Mondialisation : et l'homme dans tout ça ?

Il y a près de dix-huit ans, la mondialisation était au centre des débats. Jean-François Revel y revenait dans son livre L'obsession anti-américaine paru en 2002 chez Plon. Sa thèse se fondait sur l'idée que ce n'était pas tant la mondialisation qui était critiquée mais sa "déclinaison" américaine et économique. Pour lui, derrière l'antimondialisme se cachait en fait un antiaméricanisme de longue date, et aussi un antilibéralisme.

Les États-Unis ont de tout temps suscité des sentiments antagonistes d'attirance et de répulsion. D'autant qu'ils nous ont sauvés de nous-mêmes par deux fois au cours du siècle dernier et que, suivant un comportement bien connu des sauveteurs, une furieuse ingratitude saisit parfois les rescapés, vexés d'être redevables de la vie à "plus capable", à "plus grand", à "plus fort que soi".

Leur statut unique de superpuissance, ils le doivent en bonne partie à nos inconséquences et à la ruine causée par deux guerres mondiales et deux totalitarismes : le national-socialisme et le communisme. Ils le doivent aussi à notre incapacité à construire une Europe politique. Et les voici rayonnant de leur superbe dans tous les domaines : économique, technologique, militaire et culturel.

«Plus décisif sans doute encore a été, n'en déplaise aux socialistes passés et présents, la victoire globale du modèle libéral, du fait de l'effondrement du communisme» appuyait l'auteur. Contre l'américanisation, les antimondialistes sont aussi contre la libéralisation, et encore ! : la libéralisation de l'économie et non celle des mœurs. Mais la «mondialisation idéologique et politique» a leur faveur.

L'internationalisme socialiste était de fait une tentative de mondialisation, le plus souvent «planifiée, dirigée voire même imposée». Mais poursuivait Jean-François Revel : «Le mondialisme dirigiste a toujours été fauteur de catastrophes humaines ou, de toute manière, dans les moins mauvais cas, de naufrages économiques beaucoup plus douloureux pour les peuples que les pires injustices capitalistes».

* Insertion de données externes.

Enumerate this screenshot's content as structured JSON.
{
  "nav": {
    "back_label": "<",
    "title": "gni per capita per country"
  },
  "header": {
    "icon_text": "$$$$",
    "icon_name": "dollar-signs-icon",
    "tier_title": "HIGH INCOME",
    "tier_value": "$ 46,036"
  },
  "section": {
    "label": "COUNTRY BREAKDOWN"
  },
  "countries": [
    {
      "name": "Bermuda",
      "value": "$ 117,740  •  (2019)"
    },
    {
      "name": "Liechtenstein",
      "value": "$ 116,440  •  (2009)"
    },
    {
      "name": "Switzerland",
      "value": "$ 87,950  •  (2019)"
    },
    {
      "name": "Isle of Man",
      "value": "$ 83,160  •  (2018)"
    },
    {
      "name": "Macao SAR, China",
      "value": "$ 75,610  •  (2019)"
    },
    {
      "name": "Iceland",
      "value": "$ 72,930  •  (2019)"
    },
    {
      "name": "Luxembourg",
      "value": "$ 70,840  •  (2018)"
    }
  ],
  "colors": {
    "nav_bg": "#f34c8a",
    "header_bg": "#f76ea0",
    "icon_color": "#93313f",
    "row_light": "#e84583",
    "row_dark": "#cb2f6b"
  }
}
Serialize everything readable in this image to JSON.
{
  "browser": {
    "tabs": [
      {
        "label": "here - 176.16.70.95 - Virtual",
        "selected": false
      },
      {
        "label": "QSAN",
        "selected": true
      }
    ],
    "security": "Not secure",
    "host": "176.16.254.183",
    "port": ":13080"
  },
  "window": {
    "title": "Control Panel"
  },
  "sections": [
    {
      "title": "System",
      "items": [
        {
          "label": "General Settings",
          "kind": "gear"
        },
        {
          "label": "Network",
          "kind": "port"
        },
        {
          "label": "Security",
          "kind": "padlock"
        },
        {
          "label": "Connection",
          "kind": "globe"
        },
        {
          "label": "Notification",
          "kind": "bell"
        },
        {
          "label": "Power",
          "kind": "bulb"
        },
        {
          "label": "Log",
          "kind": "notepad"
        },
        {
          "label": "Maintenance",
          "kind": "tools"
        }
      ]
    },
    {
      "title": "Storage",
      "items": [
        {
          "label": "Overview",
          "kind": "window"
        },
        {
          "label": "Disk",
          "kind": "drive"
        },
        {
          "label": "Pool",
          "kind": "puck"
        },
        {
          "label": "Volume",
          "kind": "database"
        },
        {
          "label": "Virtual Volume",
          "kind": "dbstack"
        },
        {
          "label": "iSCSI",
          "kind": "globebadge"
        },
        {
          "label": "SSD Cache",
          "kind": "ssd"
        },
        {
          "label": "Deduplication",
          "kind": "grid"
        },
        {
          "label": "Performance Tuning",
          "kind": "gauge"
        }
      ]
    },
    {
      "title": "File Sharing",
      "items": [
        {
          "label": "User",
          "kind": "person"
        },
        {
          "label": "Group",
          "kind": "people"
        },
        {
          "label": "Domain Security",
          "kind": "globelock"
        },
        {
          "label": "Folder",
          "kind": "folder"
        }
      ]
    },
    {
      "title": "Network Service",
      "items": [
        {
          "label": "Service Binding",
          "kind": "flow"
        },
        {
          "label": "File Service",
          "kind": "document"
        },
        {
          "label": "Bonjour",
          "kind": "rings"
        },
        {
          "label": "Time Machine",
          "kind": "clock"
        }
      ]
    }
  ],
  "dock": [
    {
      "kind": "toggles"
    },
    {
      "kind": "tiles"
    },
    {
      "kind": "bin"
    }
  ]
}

A voir. En tout cas, ces dernières ne doivent pas être occultées. Car si certaines sont inhérentes à la nature humaine, d'autres traduisent un mépris de l'être humain qui se trouve chosifié, instrumentalisé. Et là on peut se demander si le libéralisme et le socialisme ne se sont pas en fait rejoints sur une vision matérialiste de l'existence, oubliant que «L'homme ne vit pas seulement de pain».

Ce à quoi ajoutait Ernest Renan : «mais il vit aussi de pain». Nourritures terrestres et nourritures spirituelles sont nécessaires à l'homme. «(...) Quand tout homme est pourvu du nécessaire, écrivait Charles Péguy, du vrai nécessaire, du pain et du livre, que nous importe la répartition du luxe ?» Mais quand le nécessaire vient à manquer pour de plus en plus d'hommes, alors la répartition du superflu devient la seule question qui compte.

28/01/2014

L'homme : une grande cause

«Les enfants commencent tous par la métaphysique, les adolescents continuent dans la morale, et nous les adultes, nous finissons dans la logique et la comptabilité.» Daniel Pennac, en quelques mots, décrit la déchéance que peut constituer le passage à l'âge adulte. Et l'on peut affirmer peut-être que le monde adulte ne serait pas ce qu'il est si les adultes qui le composent se nourrissaient de métaphysique et de morale.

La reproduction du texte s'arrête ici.